Publié le 24 octobre 2025 à 02:07:00. Des images de la Maison Blanche en pleine démolition ont fait le tour du monde cette semaine, révélant un projet ambitieux et controversé mené par l’ancien président Donald Trump : la construction d’une salle de bal monumentale, financée par des dons privés.
- Donald Trump fait construire une salle de bal de plus de 8 360 mètres carrés à la Maison Blanche, pour un coût estimé à 300 millions de dollars (258 millions d’euros).
- Le projet, financé par des dons de grandes entreprises et de particuliers fortunés, suscite des critiques quant à son opportunité, notamment en période de difficultés économiques et de blocage politique.
- Les travaux se déroulent pendant une période de fermeture partielle du gouvernement américain, ce qui soulève des questions sur les priorités de l’administration.
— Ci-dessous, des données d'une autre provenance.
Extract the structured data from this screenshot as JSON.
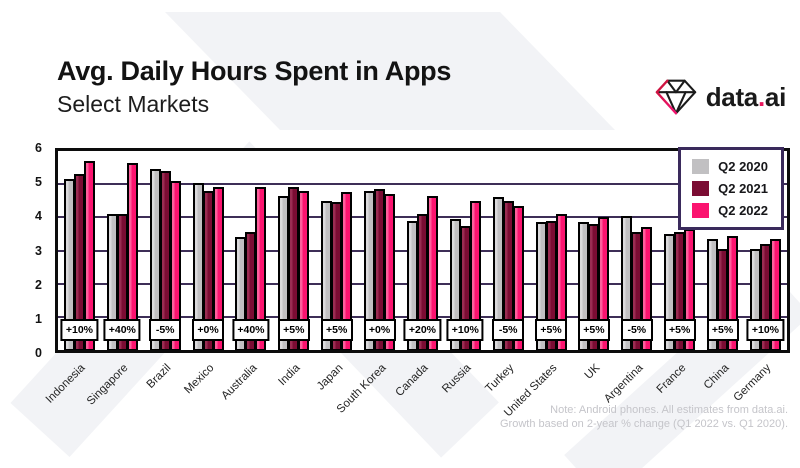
{
  "header": {
    "title": "Avg. Daily Hours Spent in Apps",
    "subtitle": "Select Markets"
  },
  "logo": {
    "text_pre": "data",
    "dot": ".",
    "text_post": "ai"
  },
  "legend": [
    {
      "label": "Q2 2020",
      "color": "#c1c0c2"
    },
    {
      "label": "Q2 2021",
      "color": "#7b0c33"
    },
    {
      "label": "Q2 2022",
      "color": "#fb146f"
    }
  ],
  "footnote": {
    "line1": "Note: Android phones. All estimates from data.ai.",
    "line2": "Growth based on 2-year % change (Q1 2022 vs. Q1 2020)."
  },
  "colors": {
    "accent_pink": "#fb146f",
    "maroon": "#7b0c33",
    "gray": "#c1c0c2",
    "gridline": "#3d2e57",
    "legend_border": "#3a2a5c",
    "watermark": "#f2f3f6"
  },
  "chart_data": {
    "type": "bar",
    "title": "Avg. Daily Hours Spent in Apps",
    "subtitle": "Select Markets",
    "categories": [
      "Indonesia",
      "Singapore",
      "Brazil",
      "Mexico",
      "Australia",
      "India",
      "Japan",
      "South Korea",
      "Canada",
      "Russia",
      "Turkey",
      "United States",
      "UK",
      "Argentina",
      "France",
      "China",
      "Germany"
    ],
    "series": [
      {
        "name": "Q2 2020",
        "color": "#c1c0c2",
        "highlight": "#dbdadc",
        "values": [
          5.15,
          4.1,
          5.45,
          5.05,
          3.4,
          4.65,
          4.5,
          4.8,
          3.9,
          3.95,
          4.6,
          3.85,
          3.85,
          4.05,
          3.5,
          3.35,
          3.05
        ]
      },
      {
        "name": "Q2 2021",
        "color": "#7b0c33",
        "highlight": "#9a2c52",
        "values": [
          5.3,
          4.1,
          5.4,
          4.8,
          3.55,
          4.9,
          4.45,
          4.85,
          4.1,
          3.75,
          4.5,
          3.9,
          3.8,
          3.55,
          3.55,
          3.05,
          3.2
        ]
      },
      {
        "name": "Q2 2022",
        "color": "#fb146f",
        "highlight": "#fd5e9c",
        "values": [
          5.7,
          5.65,
          5.1,
          4.9,
          4.9,
          4.8,
          4.75,
          4.7,
          4.65,
          4.5,
          4.35,
          4.1,
          4.0,
          3.7,
          3.65,
          3.45,
          3.35
        ]
      }
    ],
    "growth_labels": [
      "+10%",
      "+40%",
      "-5%",
      "+0%",
      "+40%",
      "+5%",
      "+5%",
      "+0%",
      "+20%",
      "+10%",
      "-5%",
      "+5%",
      "+5%",
      "-5%",
      "+5%",
      "+5%",
      "+10%"
    ],
    "ylabel": "",
    "xlabel": "",
    "ylim": [
      0,
      6
    ],
    "yticks": [
      0,
      1,
      2,
      3,
      4,
      5,
      6
    ],
    "grid": true,
    "legend_position": "top-right"
  }
}
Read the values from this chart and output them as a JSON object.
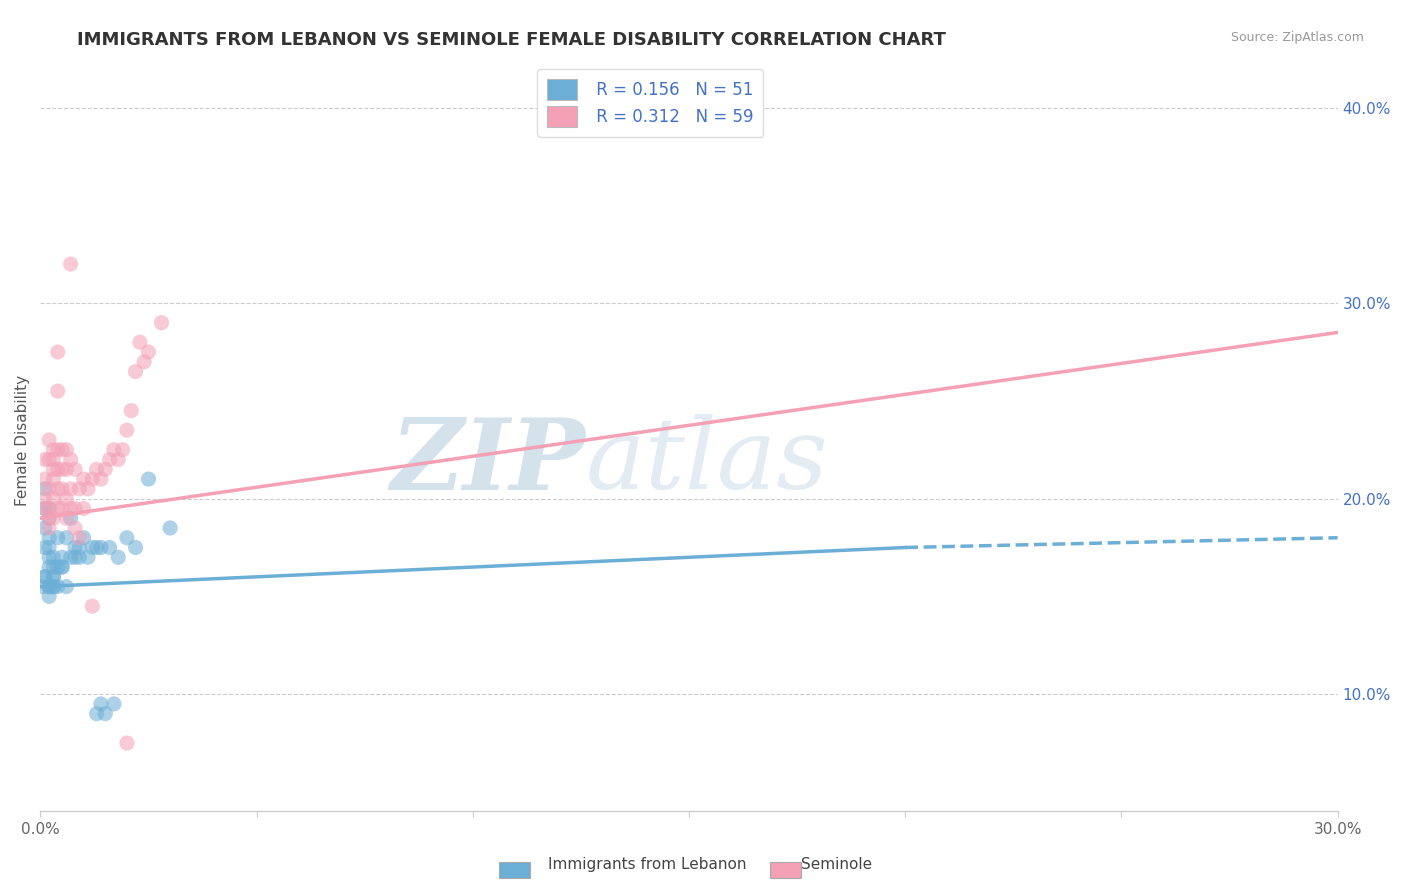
{
  "title": "IMMIGRANTS FROM LEBANON VS SEMINOLE FEMALE DISABILITY CORRELATION CHART",
  "source": "Source: ZipAtlas.com",
  "xlabel_blue": "Immigrants from Lebanon",
  "xlabel_pink": "Seminole",
  "ylabel": "Female Disability",
  "R_blue": 0.156,
  "N_blue": 51,
  "R_pink": 0.312,
  "N_pink": 59,
  "blue_color": "#6baed6",
  "pink_color": "#f4a0b5",
  "blue_scatter": [
    [
      0.0005,
      0.155
    ],
    [
      0.001,
      0.16
    ],
    [
      0.001,
      0.175
    ],
    [
      0.001,
      0.185
    ],
    [
      0.001,
      0.195
    ],
    [
      0.001,
      0.205
    ],
    [
      0.001,
      0.16
    ],
    [
      0.002,
      0.15
    ],
    [
      0.002,
      0.155
    ],
    [
      0.002,
      0.165
    ],
    [
      0.002,
      0.17
    ],
    [
      0.002,
      0.175
    ],
    [
      0.002,
      0.18
    ],
    [
      0.002,
      0.19
    ],
    [
      0.002,
      0.195
    ],
    [
      0.002,
      0.155
    ],
    [
      0.003,
      0.155
    ],
    [
      0.003,
      0.16
    ],
    [
      0.003,
      0.165
    ],
    [
      0.003,
      0.17
    ],
    [
      0.003,
      0.155
    ],
    [
      0.003,
      0.16
    ],
    [
      0.004,
      0.165
    ],
    [
      0.004,
      0.18
    ],
    [
      0.004,
      0.155
    ],
    [
      0.005,
      0.165
    ],
    [
      0.005,
      0.17
    ],
    [
      0.005,
      0.165
    ],
    [
      0.006,
      0.155
    ],
    [
      0.006,
      0.18
    ],
    [
      0.007,
      0.19
    ],
    [
      0.007,
      0.17
    ],
    [
      0.008,
      0.175
    ],
    [
      0.008,
      0.17
    ],
    [
      0.009,
      0.175
    ],
    [
      0.009,
      0.17
    ],
    [
      0.01,
      0.18
    ],
    [
      0.011,
      0.17
    ],
    [
      0.012,
      0.175
    ],
    [
      0.013,
      0.175
    ],
    [
      0.014,
      0.175
    ],
    [
      0.014,
      0.095
    ],
    [
      0.016,
      0.175
    ],
    [
      0.018,
      0.17
    ],
    [
      0.02,
      0.18
    ],
    [
      0.022,
      0.175
    ],
    [
      0.025,
      0.21
    ],
    [
      0.03,
      0.185
    ],
    [
      0.013,
      0.09
    ],
    [
      0.015,
      0.09
    ],
    [
      0.017,
      0.095
    ]
  ],
  "pink_scatter": [
    [
      0.001,
      0.2
    ],
    [
      0.001,
      0.21
    ],
    [
      0.001,
      0.22
    ],
    [
      0.001,
      0.195
    ],
    [
      0.002,
      0.19
    ],
    [
      0.002,
      0.205
    ],
    [
      0.002,
      0.22
    ],
    [
      0.002,
      0.23
    ],
    [
      0.002,
      0.195
    ],
    [
      0.002,
      0.185
    ],
    [
      0.003,
      0.19
    ],
    [
      0.003,
      0.2
    ],
    [
      0.003,
      0.21
    ],
    [
      0.003,
      0.22
    ],
    [
      0.003,
      0.215
    ],
    [
      0.003,
      0.225
    ],
    [
      0.004,
      0.195
    ],
    [
      0.004,
      0.205
    ],
    [
      0.004,
      0.215
    ],
    [
      0.004,
      0.225
    ],
    [
      0.004,
      0.255
    ],
    [
      0.004,
      0.275
    ],
    [
      0.005,
      0.195
    ],
    [
      0.005,
      0.205
    ],
    [
      0.005,
      0.215
    ],
    [
      0.005,
      0.225
    ],
    [
      0.006,
      0.19
    ],
    [
      0.006,
      0.2
    ],
    [
      0.006,
      0.215
    ],
    [
      0.006,
      0.225
    ],
    [
      0.007,
      0.195
    ],
    [
      0.007,
      0.205
    ],
    [
      0.007,
      0.22
    ],
    [
      0.008,
      0.195
    ],
    [
      0.008,
      0.215
    ],
    [
      0.008,
      0.185
    ],
    [
      0.009,
      0.205
    ],
    [
      0.009,
      0.18
    ],
    [
      0.01,
      0.195
    ],
    [
      0.01,
      0.21
    ],
    [
      0.011,
      0.205
    ],
    [
      0.012,
      0.21
    ],
    [
      0.013,
      0.215
    ],
    [
      0.014,
      0.21
    ],
    [
      0.015,
      0.215
    ],
    [
      0.016,
      0.22
    ],
    [
      0.017,
      0.225
    ],
    [
      0.018,
      0.22
    ],
    [
      0.019,
      0.225
    ],
    [
      0.02,
      0.235
    ],
    [
      0.021,
      0.245
    ],
    [
      0.022,
      0.265
    ],
    [
      0.024,
      0.27
    ],
    [
      0.025,
      0.275
    ],
    [
      0.012,
      0.145
    ],
    [
      0.007,
      0.32
    ],
    [
      0.02,
      0.075
    ],
    [
      0.023,
      0.28
    ],
    [
      0.028,
      0.29
    ]
  ],
  "blue_trend_solid": {
    "x_start": 0.0,
    "x_end": 0.2,
    "y_start": 0.155,
    "y_end": 0.175
  },
  "blue_trend_dashed": {
    "x_start": 0.2,
    "x_end": 0.3,
    "y_start": 0.175,
    "y_end": 0.18
  },
  "pink_trend": {
    "x_start": 0.0,
    "x_end": 0.3,
    "y_start": 0.19,
    "y_end": 0.285
  },
  "xmin": 0.0,
  "xmax": 0.3,
  "ymin": 0.04,
  "ymax": 0.42,
  "yticks": [
    0.1,
    0.2,
    0.3,
    0.4
  ],
  "ytick_labels": [
    "10.0%",
    "20.0%",
    "30.0%",
    "40.0%"
  ],
  "xticks": [
    0.0,
    0.05,
    0.1,
    0.15,
    0.2,
    0.25,
    0.3
  ],
  "xtick_labels": [
    "0.0%",
    "",
    "",
    "",
    "",
    "",
    "30.0%"
  ],
  "grid_color": "#cccccc",
  "title_fontsize": 13,
  "label_fontsize": 11,
  "tick_fontsize": 11,
  "legend_R_N_text_color": "#4472c4",
  "right_tick_color": "#4472c4"
}
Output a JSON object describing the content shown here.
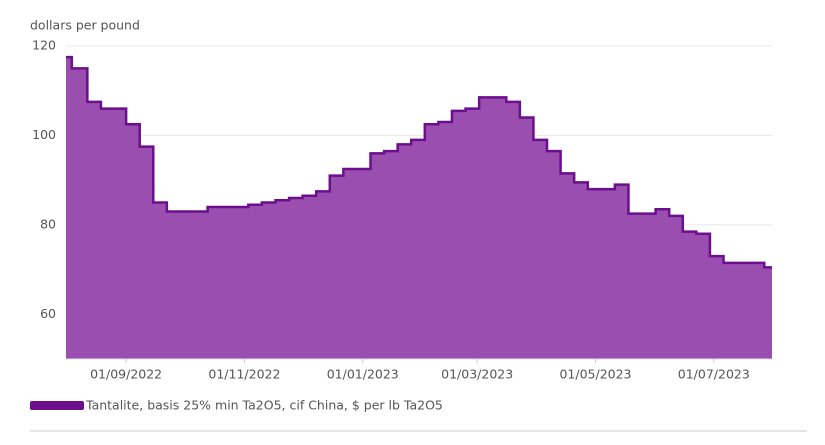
{
  "chart_data": {
    "type": "step-area",
    "y_label": "dollars per pound",
    "x": [
      "2022-08-01",
      "2022-08-04",
      "2022-08-12",
      "2022-08-19",
      "2022-09-01",
      "2022-09-08",
      "2022-09-15",
      "2022-09-22",
      "2022-10-13",
      "2022-11-03",
      "2022-11-10",
      "2022-11-17",
      "2022-11-24",
      "2022-12-01",
      "2022-12-08",
      "2022-12-15",
      "2022-12-22",
      "2023-01-05",
      "2023-01-12",
      "2023-01-19",
      "2023-01-26",
      "2023-02-02",
      "2023-02-09",
      "2023-02-16",
      "2023-02-23",
      "2023-03-02",
      "2023-03-16",
      "2023-03-23",
      "2023-03-30",
      "2023-04-06",
      "2023-04-13",
      "2023-04-20",
      "2023-04-27",
      "2023-05-11",
      "2023-05-18",
      "2023-06-01",
      "2023-06-08",
      "2023-06-15",
      "2023-06-22",
      "2023-06-29",
      "2023-07-06",
      "2023-07-27"
    ],
    "series": [
      {
        "name": "Tantalite, basis 25% min Ta2O5, cif China, $ per lb Ta2O5",
        "color": "#6b0f8c",
        "fill": "#9a4fb0",
        "values": [
          117.5,
          115,
          107.5,
          106,
          102.5,
          97.5,
          85,
          83,
          84,
          84.5,
          85,
          85.5,
          86,
          86.5,
          87.5,
          91,
          92.5,
          96,
          96.5,
          98,
          99,
          102.5,
          103,
          105.5,
          106,
          108.5,
          107.5,
          104,
          99,
          96.5,
          91.5,
          89.5,
          88,
          89,
          82.5,
          83.5,
          82,
          78.5,
          78,
          73,
          71.5,
          70.5
        ]
      }
    ],
    "xlim": [
      "2022-08-01",
      "2023-07-31"
    ],
    "xticks": [
      {
        "value": "2022-09-01",
        "label": "01/09/2022"
      },
      {
        "value": "2022-11-01",
        "label": "01/11/2022"
      },
      {
        "value": "2023-01-01",
        "label": "01/01/2023"
      },
      {
        "value": "2023-03-01",
        "label": "01/03/2023"
      },
      {
        "value": "2023-05-01",
        "label": "01/05/2023"
      },
      {
        "value": "2023-07-01",
        "label": "01/07/2023"
      }
    ],
    "ylim": [
      50,
      120
    ],
    "yticks": [
      60,
      80,
      100,
      120
    ],
    "grid": true
  }
}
La construction de cette nouvelle salle de bal, dont l’ancien président Trump a fait un projet phare, a débuté sur le terrain de la Maison Blanche. L’objectif affiché est de pallier un manque d’espace pour les grandes réceptions d’État, un problème que, selon un communiqué de la Maison Blanche daté de juillet 2025, les États-Unis connaissent depuis 150 ans. « Le président Donald J. Trump a promis de résoudre ce problème pour les futures administrations et le peuple américain », peut-on y lire.
D’une superficie comparable à celle d’un terrain de football, la salle de bal est conçue pour accueillir jusqu’à 999 personnes, contre 650 initialement prévu. Donald Trump a présenté ce projet comme une solution durable aux réceptions organisées sous des tentes sur la pelouse sud de la Maison Blanche, qu’il juge insatisfaisantes.
Le financement de ces travaux est un point central de la polémique. L’ancien président Trump affirme qu’aucun fonds public n’est utilisé, le projet étant entièrement financé par des dons privés. Une liste de donateurs publiée jeudi révèle la contribution de géants de l’industrie tels que Lockheed Martin, Microsoft, YouTube, Amazon et Google.
Cependant, cette dépendance aux dons privés inquiète les observateurs. Davina Hurt, directrice du programme d’éthique gouvernementale au Markkula Center for Applied Ethics de l’Université de Santa Clara, en Californie, s’interroge sur la légitimité de tels projets en période de crise économique et de blocage politique :
« Est-il juste que le gouvernement entreprenne des projets de construction coûteux, essentiellement cosmétiques, alors que les Américains ordinaires sont confrontés à de graves difficultés économiques ? Et pendant une fermeture au cours de laquelle des dizaines de milliers d’employés du secteur public ne sont pas payés ? »
Davina Hurt, directrice du programme d’éthique gouvernementale
Elle souligne l’incohérence d’investir dans le luxe alors que de nombreux Américains sont contraints à la frugalité :
« Ce n’est pas le moment, et ne le sera peut-être jamais, pour construire une salle de bal grandiose et luxueuse. »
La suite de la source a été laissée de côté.